2 Santri Terpapar Difteri, Ratusan Penghuni Ponpes di Bandung Diobati

2 Santri Terpapar Difteri, Ratusan Penghuni Ponpes di Bandung Diobati – Dua santri di salah satunya pesantren di Kecamatan Ibun, Kabupaten Bandung, Jawa Barat, positif terjangkit virus difteri. Dinas Kesehatan (Dinkes) Kabupaten Bandung langsung menyembuhkan semua penghuni pondok pesantren itu.

Kadinkes Kabupaten Bandung Grace Mediana mengutarakan pihaknya memperoleh laporan peristiwa dua santri wanita terkena difteri pada Agustus 2018. ” Santri berinisial R (16) mengerang sakit tenggorokan, dibawa ke dokter swasta, selalu ke rumah sakit daerah. Disangka suspect lantas dirujuk ke RSHS Bandung serta dinyatakan positif difteri, ” kata Grace pada wartawan di kantor Dinkes Kabupaten Bandung, Jumat (24/8/2018).

Santri yang lain, inisial S (16), rasakan tanda-tanda sama. Demikian di ketahui positif, petugas di lapangan langsung turun menyembuhkan santri yang lain yang berada di pesantren itu.

” Memberi penyembuhan buat akan memutus mata rantai virus itu agar tak meluas, diantaranya secara diisolasi, ” tuturnya.

Menurut Grace, semua penghuni pondok pesantren perlu ikuti petunjuk dari dokter adalah minum obat hingga bakterinya mati. Bukan cuma santri, keluarga santri yang positif terkena virus itu juga dikasihkan antibiotik

” Tidak diisolasi, saat ini aman. Kami konsisten memantau, oleh karena ada posko demikian ada aduan cepat ditanggulangi. Kami juga memberi surat edaran ke puskesmas di semua kecamatan, walau Kabupaten Bandung tak masuk ORI (outbreak response immunization), ” paparnya.

Usaha Dinkes Kabupaten Bandung menahan penyebaran virus difteri adalah menyembuhkan santri yang menempati satu kobong (tempat), banyak 42 orang. Seterusnya santri yang lain memperoleh penyembuhan yang sama.

” Kan yang kontak langsung satu kobang. Selalu seluruhnya penghuni pondok pesantren dikasih penyembuhan buat akan memutus mata rantai, ada sekitar 268 orang santri serta pengelola pesantren, ” papar Grace.
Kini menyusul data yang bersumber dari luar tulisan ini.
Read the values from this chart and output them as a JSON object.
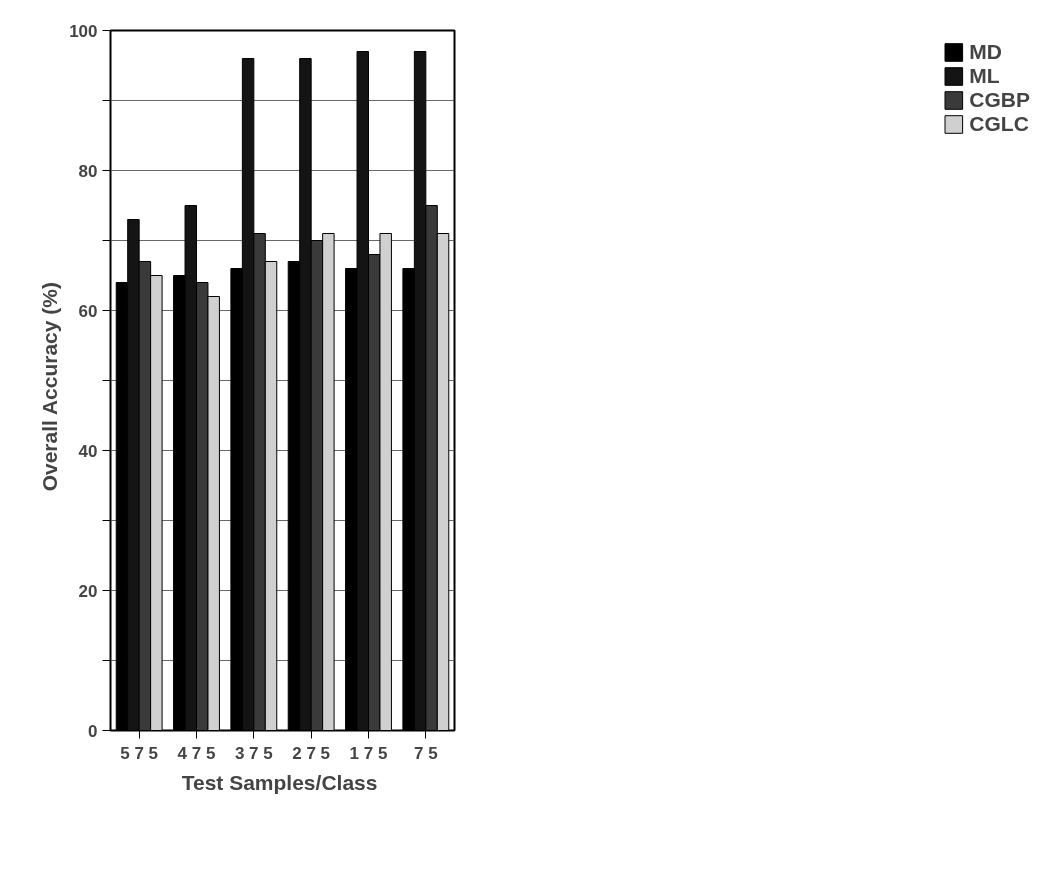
{
  "chart_data": {
    "type": "bar",
    "xlabel": "Test  Samples/Class",
    "ylabel": "Overall  Accuracy  (%)",
    "categories": [
      "5 7 5",
      "4 7 5",
      "3 7 5",
      "2 7 5",
      "1 7 5",
      "7 5"
    ],
    "series": [
      {
        "name": "MD",
        "color": "#000000",
        "values": [
          64,
          65,
          66,
          67,
          66,
          66
        ]
      },
      {
        "name": "ML",
        "color": "#141414",
        "values": [
          73,
          75,
          96,
          96,
          97,
          97
        ]
      },
      {
        "name": "CGBP",
        "color": "#3a3a3a",
        "values": [
          67,
          64,
          71,
          70,
          68,
          75
        ]
      },
      {
        "name": "CGLC",
        "color": "#d0d0d0",
        "values": [
          65,
          62,
          67,
          71,
          71,
          71
        ]
      }
    ],
    "ylim": [
      0,
      100
    ],
    "yticks": [
      0,
      {
        "value": 10,
        "label": null
      },
      20,
      {
        "value": 30,
        "label": null
      },
      40,
      {
        "value": 50,
        "label": null
      },
      60,
      {
        "value": 70,
        "label": null
      },
      80,
      {
        "value": 90,
        "label": null
      },
      100
    ],
    "grid": "y",
    "legend": "right"
  }
}
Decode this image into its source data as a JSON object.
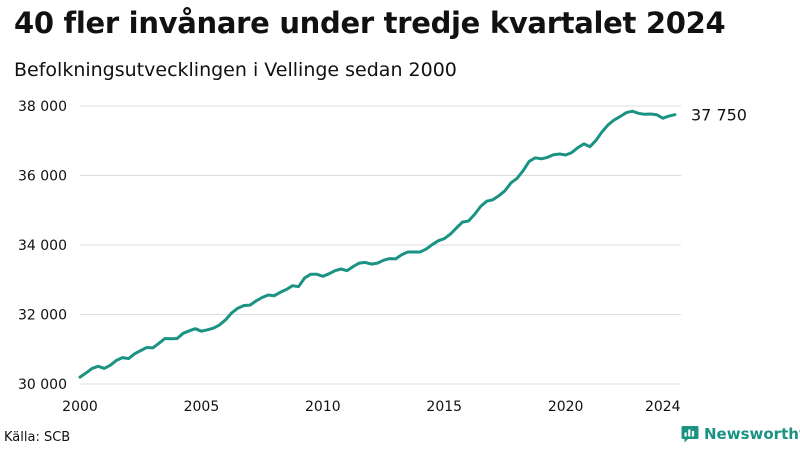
{
  "header": {
    "title": "40 fler invånare under tredje kvartalet 2024",
    "subtitle": "Befolkningsutvecklingen i Vellinge sedan 2000"
  },
  "footer": {
    "source": "Källa: SCB",
    "brand": "Newsworthy"
  },
  "colors": {
    "line": "#1a9383",
    "grid": "#dddddd",
    "text": "#111111"
  },
  "chart_data": {
    "type": "line",
    "title": "40 fler invånare under tredje kvartalet 2024",
    "subtitle": "Befolkningsutvecklingen i Vellinge sedan 2000",
    "xlabel": "",
    "ylabel": "",
    "xlim": [
      2000,
      2024.75
    ],
    "ylim": [
      30000,
      38000
    ],
    "x_ticks": [
      2000,
      2005,
      2010,
      2015,
      2020,
      2024
    ],
    "x_tick_labels": [
      "2000",
      "2005",
      "2010",
      "2015",
      "2020",
      "2024"
    ],
    "y_ticks": [
      30000,
      32000,
      34000,
      36000,
      38000
    ],
    "y_tick_labels": [
      "30 000",
      "32 000",
      "34 000",
      "36 000",
      "38 000"
    ],
    "grid": "horizontal",
    "end_label": "37 750",
    "series": [
      {
        "name": "",
        "x": [
          2000,
          2000.25,
          2000.5,
          2000.75,
          2001,
          2001.25,
          2001.5,
          2001.75,
          2002,
          2002.25,
          2002.5,
          2002.75,
          2003,
          2003.25,
          2003.5,
          2003.75,
          2004,
          2004.25,
          2004.5,
          2004.75,
          2005,
          2005.25,
          2005.5,
          2005.75,
          2006,
          2006.25,
          2006.5,
          2006.75,
          2007,
          2007.25,
          2007.5,
          2007.75,
          2008,
          2008.25,
          2008.5,
          2008.75,
          2009,
          2009.25,
          2009.5,
          2009.75,
          2010,
          2010.25,
          2010.5,
          2010.75,
          2011,
          2011.25,
          2011.5,
          2011.75,
          2012,
          2012.25,
          2012.5,
          2012.75,
          2013,
          2013.25,
          2013.5,
          2013.75,
          2014,
          2014.25,
          2014.5,
          2014.75,
          2015,
          2015.25,
          2015.5,
          2015.75,
          2016,
          2016.25,
          2016.5,
          2016.75,
          2017,
          2017.25,
          2017.5,
          2017.75,
          2018,
          2018.25,
          2018.5,
          2018.75,
          2019,
          2019.25,
          2019.5,
          2019.75,
          2020,
          2020.25,
          2020.5,
          2020.75,
          2021,
          2021.25,
          2021.5,
          2021.75,
          2022,
          2022.25,
          2022.5,
          2022.75,
          2023,
          2023.25,
          2023.5,
          2023.75,
          2024,
          2024.25,
          2024.5
        ],
        "values": [
          30200,
          30320,
          30450,
          30510,
          30450,
          30540,
          30680,
          30760,
          30730,
          30870,
          30960,
          31050,
          31040,
          31170,
          31310,
          31300,
          31310,
          31460,
          31530,
          31590,
          31520,
          31560,
          31610,
          31700,
          31850,
          32050,
          32180,
          32260,
          32270,
          32390,
          32490,
          32560,
          32540,
          32640,
          32720,
          32830,
          32800,
          33050,
          33160,
          33160,
          33100,
          33170,
          33260,
          33310,
          33260,
          33380,
          33480,
          33500,
          33450,
          33480,
          33560,
          33610,
          33600,
          33720,
          33800,
          33800,
          33800,
          33880,
          34010,
          34120,
          34180,
          34310,
          34490,
          34660,
          34690,
          34880,
          35110,
          35260,
          35300,
          35420,
          35560,
          35790,
          35920,
          36140,
          36410,
          36510,
          36480,
          36520,
          36600,
          36620,
          36590,
          36660,
          36800,
          36910,
          36830,
          37010,
          37260,
          37460,
          37600,
          37700,
          37810,
          37850,
          37790,
          37760,
          37770,
          37750,
          37650,
          37710,
          37750
        ]
      }
    ]
  }
}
Dia menuturkan situasi paling akhir dua santri yang terkena virus difteri masih pula dalam perlakuan di RSHS. ” Buat waktu ini karena udah usai inkubasinya, situasi santri yang lain sehat. Kita tunggu satu Minggu (ke depan) buat kewaspadaan. Kita konsisten siaga, ” tukasnya.

Dinkes Kabupaten Bandung mengimbau pada orang yang alami sakit menelan serta tenggorokan diikuti demam supaya ke dokter. ” Lekas berobat ke puskesmas, buat memberi ketahanan badan konsumsilah makanan yang bergizi, dan ada pelindung diri dari debu dll. Juga basuh tangan dengan sabun sebelum makan, ” ujar Grace.